Bankacılık Düzenleme ve Denetleme Kurumu (BDDK), ağustos ayında Türk bankalarının yurt dışında TL swap piyasasına sağlayabildiği likiditeyi öz kaynağın yüzde 50’yle sınırlandırmış, eylülde de bu oran yüzde 25’e indirilmişti.
ABD’de Fed’den gelen faiz artırımı beklentisinin sıfıra çekilmesi ve ardından Washington-Ankara hattında Golan Tepeleri gerginliği yaşanması olasılığının artması sonrasında geçen haftanın son iş gününde Türk Lirası’nın dolar karşısında yüzde 5’ten fazla değer kaybetmesi, Merkez Bankası, BDDK ve SPK’nın bazı adımlar atmasına sebep olmuştu.

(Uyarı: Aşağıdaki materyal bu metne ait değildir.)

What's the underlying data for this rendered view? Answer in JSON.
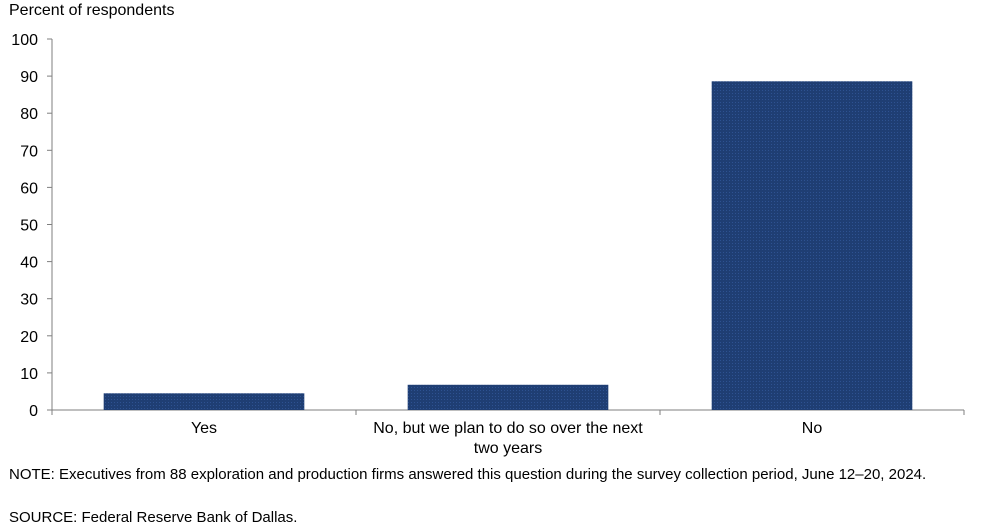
{
  "chart_data": {
    "type": "bar",
    "ylabel": "Percent of respondents",
    "xlabel": "",
    "ylim": [
      0,
      100
    ],
    "yticks": [
      0,
      10,
      20,
      30,
      40,
      50,
      60,
      70,
      80,
      90,
      100
    ],
    "categories": [
      [
        "Yes"
      ],
      [
        "No, but we plan to do so over the next",
        "two years"
      ],
      [
        "No"
      ]
    ],
    "values": [
      4.5,
      6.8,
      88.6
    ],
    "bar_color": "#1f3e73",
    "grid": false,
    "legend": "none"
  },
  "note": "NOTE: Executives from 88 exploration and production firms answered this question during the survey collection period, June 12–20, 2024.",
  "source": "SOURCE: Federal Reserve Bank of Dallas."
}
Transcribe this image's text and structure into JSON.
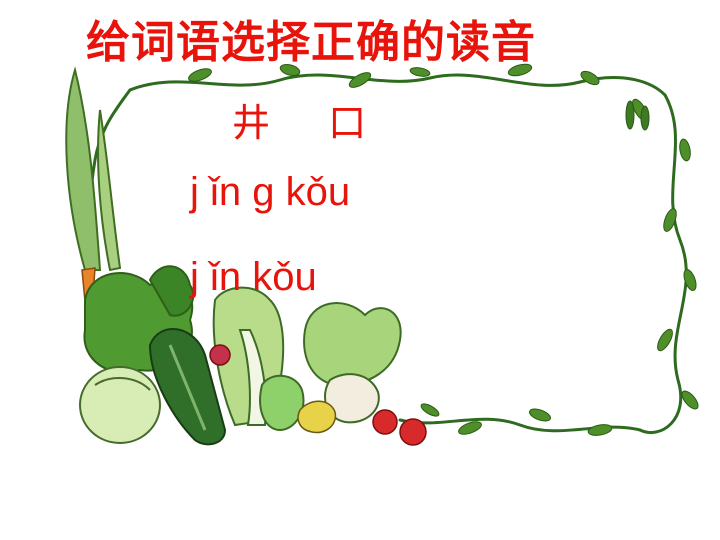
{
  "title": "给词语选择正确的读音",
  "word": [
    "井",
    "口"
  ],
  "options": [
    "j ǐn g kǒu",
    "j ǐn  kǒu"
  ]
}
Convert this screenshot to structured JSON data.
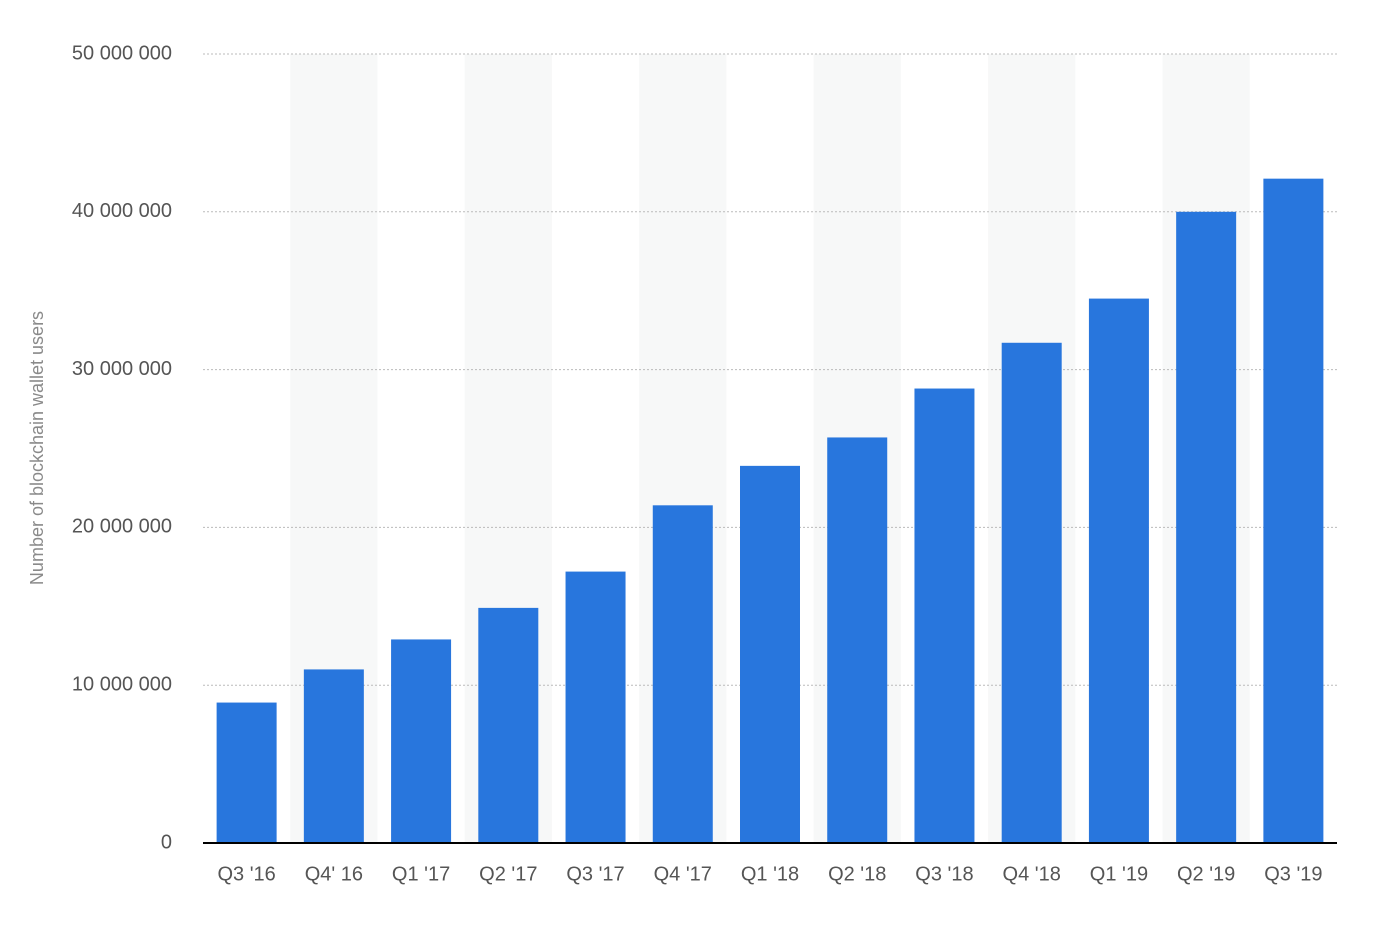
{
  "chart_data": {
    "type": "bar",
    "y_label": "Number of blockchain wallet users",
    "categories": [
      "Q3 '16",
      "Q4' 16",
      "Q1 '17",
      "Q2 '17",
      "Q3 '17",
      "Q4 '17",
      "Q1 '18",
      "Q2 '18",
      "Q3 '18",
      "Q4 '18",
      "Q1 '19",
      "Q2 '19",
      "Q3 '19"
    ],
    "values": [
      8900000,
      11000000,
      12900000,
      14900000,
      17200000,
      21400000,
      23900000,
      25700000,
      28800000,
      31700000,
      34500000,
      40000000,
      42100000
    ],
    "color": "#2876dd",
    "ylim": [
      0,
      50000000
    ],
    "yticks": [
      0,
      {
        "value": 10000000,
        "label": "10 000 000"
      },
      {
        "value": 20000000,
        "label": "20 000 000"
      },
      {
        "value": 30000000,
        "label": "30 000 000"
      },
      {
        "value": 40000000,
        "label": "40 000 000"
      },
      {
        "value": 50000000,
        "label": "50 000 000"
      }
    ],
    "grid": true
  }
}
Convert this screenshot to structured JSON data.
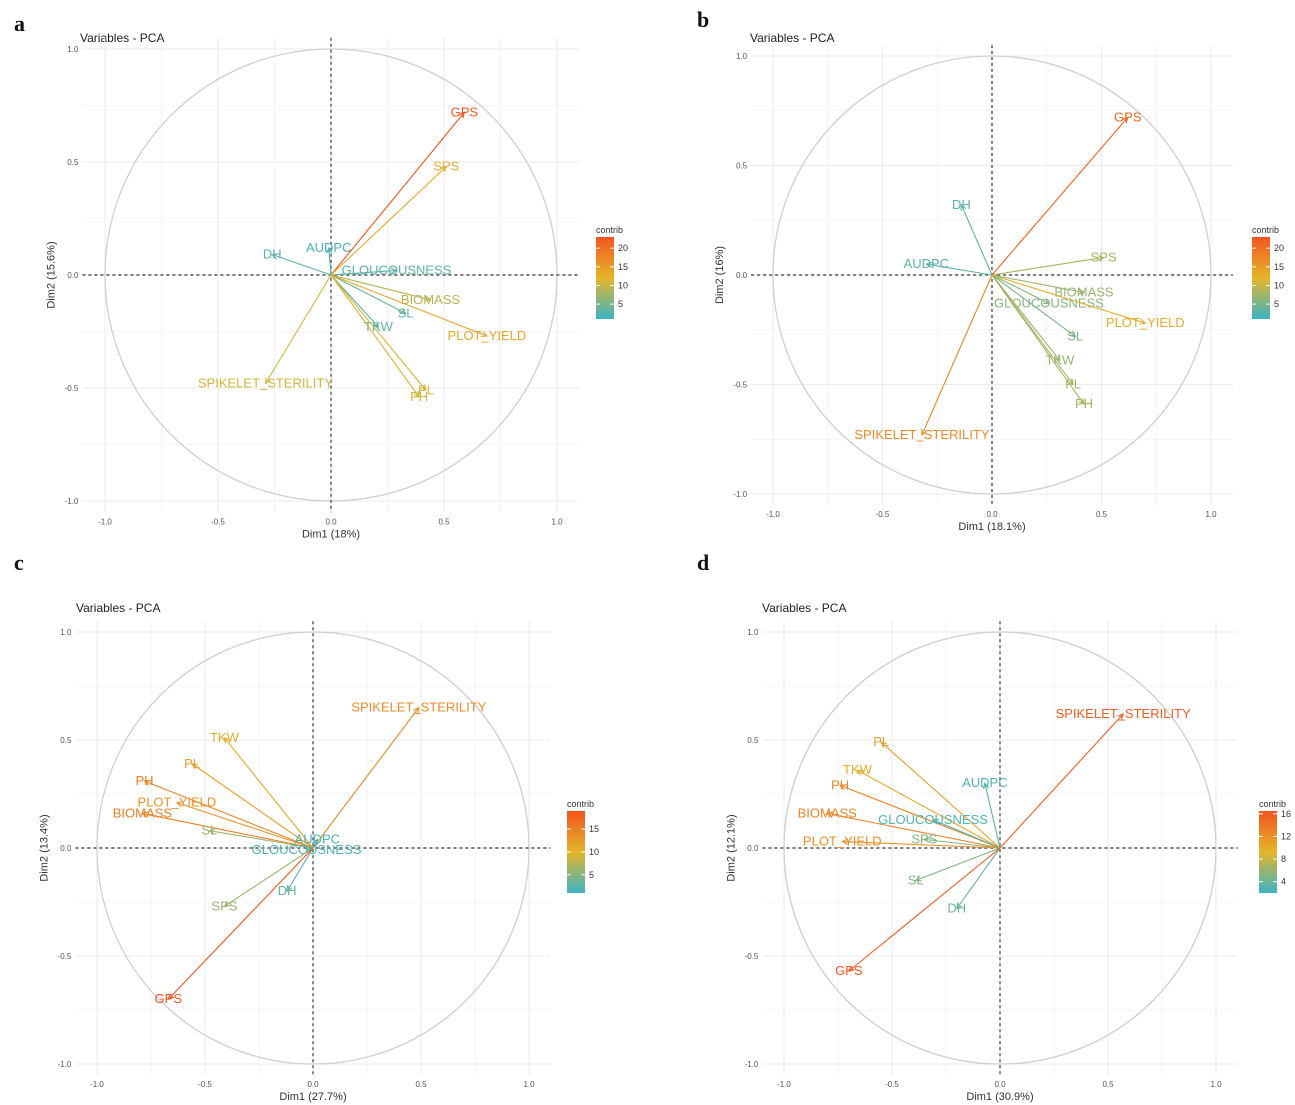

Merkez Bankası, pazartesi ve salı günü bir hafta vadede repo fonlaması gerçekleştirmeyerek örtülü faiz artırımına gitmiş ve aynı iki günde TL karşılığı döviz depo piyasasında da ihale açmamıştı.
BDDK, cumartesi günü yaptığı açıklamayla JP Morgan'ın 22 Mart tarihinde döviz piyasalarına ilişkin yayımladığı raporun kapsadığı "yanıltıcı içerik" ile banka müşterilerini yanıltıcı ve manipülatif şekilde döviz alımına yönlendirdiklerine dair şikayet aldıklarını ve JP Morgan ile ismi verilmeyen ‘bazı bankalar’ hakkında soruşturma başlatıldığını duyurmuştu.
Ayrıca Sermaye Piyasası Kurulu (SPK) da JP Morgan'ın yayımladığı raporun başta bankacılık hisseleri olmak üzere Borsa İstanbul AŞ'de işlem gören hisse senetleri üzerinde spekülatif etki yarattığına yönelik şikayetler üzerine inceleme başlattığını açıklamıştı.
Rahip Brunson krizi nedeniyle yaz aylarında ABD’yle yaşanan sorunlar sırasında 13 Ağustos 2018’de 6,88’e ulaşan Dolar/TL kuru, bu meselenin çözülmesinin ardından 31 Ocak’ta 5,16’ya kadar gerilemişti. Yaşanan son gelişmelerin ardından ise cuma günü 5.84'e tırmanan dolar/TL, atılan adımlar ve swap piyasasında faizlerin keskin artışıyla birlikte gün içinde 5.30’un altına kadar indi.
Günün ikinci yarısında dolar/TL yukarı yönlü harekete geçti.